On the more moderate spectrum on the left, we also see politicians who want to limit the arrival of foreign workers to give priority to local ones, something that Labor’s Keir Starmer is now defending in the United Kingdom and that unions and unions have also supported for years. other sectors of the left of his party.

It is not true to reality to characterize migration or the challenges it poses for specific places as a mirage or an invention of the right. But at the same time, it is clear how populist politicians use the people who arrive, especially the most desperate, with fewer resources and a different skin color or religion than the local population. In a world changed by technology, the climate crisis, global mobility and security threats from increasingly aggressive autocratic regimes, it is easy to blame those who do not vote and can easily be identified as rivals.
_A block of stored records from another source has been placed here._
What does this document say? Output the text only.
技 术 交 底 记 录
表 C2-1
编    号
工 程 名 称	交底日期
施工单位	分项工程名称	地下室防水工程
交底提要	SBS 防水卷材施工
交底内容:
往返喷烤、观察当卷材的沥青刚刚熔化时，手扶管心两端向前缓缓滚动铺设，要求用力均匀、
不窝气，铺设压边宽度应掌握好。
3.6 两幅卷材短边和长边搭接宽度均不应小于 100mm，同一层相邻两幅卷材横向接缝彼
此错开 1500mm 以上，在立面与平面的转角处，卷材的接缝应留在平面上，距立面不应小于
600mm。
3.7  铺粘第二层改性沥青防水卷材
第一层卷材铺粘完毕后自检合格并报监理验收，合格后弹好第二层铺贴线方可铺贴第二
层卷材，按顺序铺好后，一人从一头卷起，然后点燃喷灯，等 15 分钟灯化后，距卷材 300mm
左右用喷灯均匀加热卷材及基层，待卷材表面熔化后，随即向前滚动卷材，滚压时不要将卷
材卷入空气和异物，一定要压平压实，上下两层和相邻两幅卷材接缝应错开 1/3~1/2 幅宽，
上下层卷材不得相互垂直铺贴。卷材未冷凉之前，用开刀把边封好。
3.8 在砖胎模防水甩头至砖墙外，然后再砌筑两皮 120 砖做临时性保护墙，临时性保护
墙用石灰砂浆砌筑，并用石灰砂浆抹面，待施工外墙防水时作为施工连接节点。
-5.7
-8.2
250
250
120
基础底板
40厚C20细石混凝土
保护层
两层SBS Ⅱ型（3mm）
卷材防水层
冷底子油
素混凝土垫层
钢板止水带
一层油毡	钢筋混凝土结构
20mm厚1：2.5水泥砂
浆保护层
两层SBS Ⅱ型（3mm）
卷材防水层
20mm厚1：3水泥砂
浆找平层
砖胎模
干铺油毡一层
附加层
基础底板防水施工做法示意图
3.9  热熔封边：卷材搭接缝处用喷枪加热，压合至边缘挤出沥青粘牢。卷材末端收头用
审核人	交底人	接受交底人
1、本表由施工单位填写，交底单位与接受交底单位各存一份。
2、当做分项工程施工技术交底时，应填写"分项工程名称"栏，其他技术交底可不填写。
Donald Trump is the most extreme case and it is difficult to find another contemporary politician who accuses immigrants of being “murderers” and having it “in the genes” and insist on the lies that “they eat pets” and “they attack towns” despite the denials even from his Republican colleagues.

Kamala Harris would never characterize people not born in the United States (or non-white, that’s what Trump’s rhetoric is about) that way, but she also defends a stricter policy at the border, including making it a crime to cross irregularly.

Trump has been very effective in leading his party and the Democratic Party towards the toughest positions against regular and irregular migration in a context where it is true that arrivals of people have increased who try to cross the southern border at all costs (although not so much as Trump says).

In the United States, it has skyrocketed the percentage of people who say there are “too many” migrants in the country, according to Gallup. But once again, if we go into detail, the population aspires to integrate those who arrive to the country: for example, in that same survey, 80% of the population in the United States continues to think that minors who arrived irregularly should be able to become US citizens if they meet some requirements, and more than 70% say the same about any migrant regardless of their age.

Denying the difficulties posed by the unexpected arrival of migrants in specific cases only serves to feed the most extremist, who often represent the opinions of a minority. But turning the rejection of migration into a flag and political promise is the most dangerous path that a country can take: it usually begins with calls to stop irregular migration, progress towards limiting legal migration and end in the rejection of any non-legal person. born in the country or with ancestors from others. A world from another time.